What’s new: Wimps, “Garbage People”
A couple few years back, a close friend of mine, who resides in the Pacific Northwest and shares many of the same musical tastes and sensibilities that I have, brought an old idea to the table. He suggested we revive and reconfigure a record club of sorts. The idea, at its core, is relatively basic: Each month, we send each other an LP that we think the other would enjoy. Given how our tastes align, chances are better than good that we’d come up with something the other person would not only dig, but hopefully had never heard prior. In November 2015, he (unsurprisingly) managed to nail it when he sent me the second full length, “Suitcase,” from Seattle-based trio Wimps.
Wimps’ particular brand of off-kilter garage punk is refined further still on this month’s release, “Garbage People,” which is their follow-up to that album. Refined might be overstating it, but Rachel Ratner (guitars & lead vocal), Matt Nyce (bass), and Dave Ramm (drums) return with a perfect follow-up of jagged punk and lyrical snark, a style that has become somewhat indicative of their output. Their ability to convey and jab at the mundane but prescient frustrations in everyday life is so ridiculously spot on. The record manages to speak directly to the listener, or at least a listener of my age and relative position in life. I cannot recall an album that has done this as thoroughly and pointedly, again and again, track after track. At the very moment when you question whether they can get to this point any better or more succinctly, they top themselves in an instant. Truly. From track six, “Procrastination,” right up to closer “Insomnia,” I get the sense this record was written just for me. Thankfully, the rest of you can enjoy it as well.
“Garbage People” is available Friday, July 13, via Kill Rock Stars as a digital download (your choice of high quality MP3, FLAC and more), on compact disc, on cassette tape on a chrome-plus with a green shell, and on vinyl in a standard black colorway.

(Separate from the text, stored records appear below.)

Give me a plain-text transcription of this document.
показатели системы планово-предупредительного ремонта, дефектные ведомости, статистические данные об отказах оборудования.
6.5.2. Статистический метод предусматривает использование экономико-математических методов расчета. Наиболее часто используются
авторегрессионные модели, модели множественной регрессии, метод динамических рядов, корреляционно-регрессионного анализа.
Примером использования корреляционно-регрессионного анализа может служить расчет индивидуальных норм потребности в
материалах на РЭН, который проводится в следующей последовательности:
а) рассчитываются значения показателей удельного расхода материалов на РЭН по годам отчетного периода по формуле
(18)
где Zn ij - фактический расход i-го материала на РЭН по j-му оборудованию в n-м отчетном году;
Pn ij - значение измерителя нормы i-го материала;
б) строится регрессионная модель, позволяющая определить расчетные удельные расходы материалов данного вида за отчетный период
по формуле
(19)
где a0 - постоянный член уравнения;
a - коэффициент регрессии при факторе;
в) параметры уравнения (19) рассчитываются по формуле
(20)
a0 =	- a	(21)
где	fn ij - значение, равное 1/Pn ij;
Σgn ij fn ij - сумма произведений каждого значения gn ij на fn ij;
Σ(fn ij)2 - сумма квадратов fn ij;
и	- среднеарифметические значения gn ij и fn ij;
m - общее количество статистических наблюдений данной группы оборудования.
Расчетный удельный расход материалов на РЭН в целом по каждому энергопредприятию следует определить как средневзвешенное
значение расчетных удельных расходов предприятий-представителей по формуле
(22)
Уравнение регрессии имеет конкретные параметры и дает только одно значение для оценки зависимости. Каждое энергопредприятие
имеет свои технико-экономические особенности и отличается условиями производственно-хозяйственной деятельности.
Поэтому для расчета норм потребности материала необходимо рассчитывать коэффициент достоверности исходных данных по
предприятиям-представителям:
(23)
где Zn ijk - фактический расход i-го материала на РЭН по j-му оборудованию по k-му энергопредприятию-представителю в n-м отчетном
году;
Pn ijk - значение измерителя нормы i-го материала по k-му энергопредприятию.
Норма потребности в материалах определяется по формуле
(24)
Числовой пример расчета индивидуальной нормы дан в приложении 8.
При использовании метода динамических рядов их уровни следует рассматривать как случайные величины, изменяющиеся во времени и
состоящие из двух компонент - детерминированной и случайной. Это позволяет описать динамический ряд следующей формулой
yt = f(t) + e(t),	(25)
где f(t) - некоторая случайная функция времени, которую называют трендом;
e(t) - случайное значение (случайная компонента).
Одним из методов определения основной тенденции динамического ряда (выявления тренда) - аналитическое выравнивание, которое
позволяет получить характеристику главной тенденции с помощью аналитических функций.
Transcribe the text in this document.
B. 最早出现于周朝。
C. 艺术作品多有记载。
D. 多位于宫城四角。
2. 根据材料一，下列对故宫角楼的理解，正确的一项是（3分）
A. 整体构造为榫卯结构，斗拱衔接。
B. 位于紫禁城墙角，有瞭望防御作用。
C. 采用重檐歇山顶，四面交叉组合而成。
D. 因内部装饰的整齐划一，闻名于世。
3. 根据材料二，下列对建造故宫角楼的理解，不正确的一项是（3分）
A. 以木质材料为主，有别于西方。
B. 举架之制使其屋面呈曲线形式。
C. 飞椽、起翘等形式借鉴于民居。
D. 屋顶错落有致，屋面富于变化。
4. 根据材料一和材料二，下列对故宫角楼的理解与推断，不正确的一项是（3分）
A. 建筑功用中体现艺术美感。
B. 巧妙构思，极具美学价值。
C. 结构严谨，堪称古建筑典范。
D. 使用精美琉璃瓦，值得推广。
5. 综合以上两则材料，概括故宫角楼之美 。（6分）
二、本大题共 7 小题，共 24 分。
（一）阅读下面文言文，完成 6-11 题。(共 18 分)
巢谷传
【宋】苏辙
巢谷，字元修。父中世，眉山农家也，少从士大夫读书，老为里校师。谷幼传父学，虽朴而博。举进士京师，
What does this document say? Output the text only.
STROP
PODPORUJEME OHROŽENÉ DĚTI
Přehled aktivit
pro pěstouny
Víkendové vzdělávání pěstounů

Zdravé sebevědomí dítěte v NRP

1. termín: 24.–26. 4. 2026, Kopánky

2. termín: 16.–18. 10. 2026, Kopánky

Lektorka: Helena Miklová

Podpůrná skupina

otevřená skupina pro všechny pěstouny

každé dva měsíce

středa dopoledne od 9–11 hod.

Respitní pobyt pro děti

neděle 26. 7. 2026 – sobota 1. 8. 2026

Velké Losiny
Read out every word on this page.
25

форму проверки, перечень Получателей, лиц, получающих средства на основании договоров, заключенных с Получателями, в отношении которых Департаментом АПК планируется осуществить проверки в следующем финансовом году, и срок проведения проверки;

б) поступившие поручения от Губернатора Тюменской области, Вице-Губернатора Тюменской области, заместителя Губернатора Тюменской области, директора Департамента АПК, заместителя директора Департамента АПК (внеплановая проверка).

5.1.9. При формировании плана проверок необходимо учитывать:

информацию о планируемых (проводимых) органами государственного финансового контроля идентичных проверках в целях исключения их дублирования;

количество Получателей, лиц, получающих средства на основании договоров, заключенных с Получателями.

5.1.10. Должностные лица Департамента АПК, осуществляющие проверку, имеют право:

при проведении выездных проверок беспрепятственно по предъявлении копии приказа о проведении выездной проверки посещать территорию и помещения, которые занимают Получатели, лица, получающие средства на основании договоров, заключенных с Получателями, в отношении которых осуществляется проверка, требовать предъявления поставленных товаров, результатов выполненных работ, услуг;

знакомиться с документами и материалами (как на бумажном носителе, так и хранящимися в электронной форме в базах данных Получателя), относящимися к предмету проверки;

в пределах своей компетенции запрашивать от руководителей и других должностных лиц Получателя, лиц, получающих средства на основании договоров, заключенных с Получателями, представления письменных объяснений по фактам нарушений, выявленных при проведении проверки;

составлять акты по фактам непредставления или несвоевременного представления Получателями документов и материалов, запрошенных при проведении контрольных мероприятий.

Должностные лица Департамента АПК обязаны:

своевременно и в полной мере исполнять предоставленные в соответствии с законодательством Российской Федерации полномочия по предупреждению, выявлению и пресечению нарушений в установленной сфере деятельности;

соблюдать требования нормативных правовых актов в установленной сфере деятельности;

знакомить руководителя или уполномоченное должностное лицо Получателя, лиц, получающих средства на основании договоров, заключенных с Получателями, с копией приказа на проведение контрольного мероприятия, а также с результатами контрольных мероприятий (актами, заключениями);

Limited edition green vinyl is available, while supplies last, if you buy direct from the label. Super limited edition bundles are available if ordering from the band via their Bandcamp, and include an autographed green LP, a new t-shirt designed by Craig Gleason, and a “Friends with Pony Time” Japan tour CD.
Recommended for fans of classic punk such as The Slits, The Raincoats, X-Ray Spex, The Adverts, or Gang of Four, and moments of the fringe in art punk of bands such as Mclusky or The Coathangers.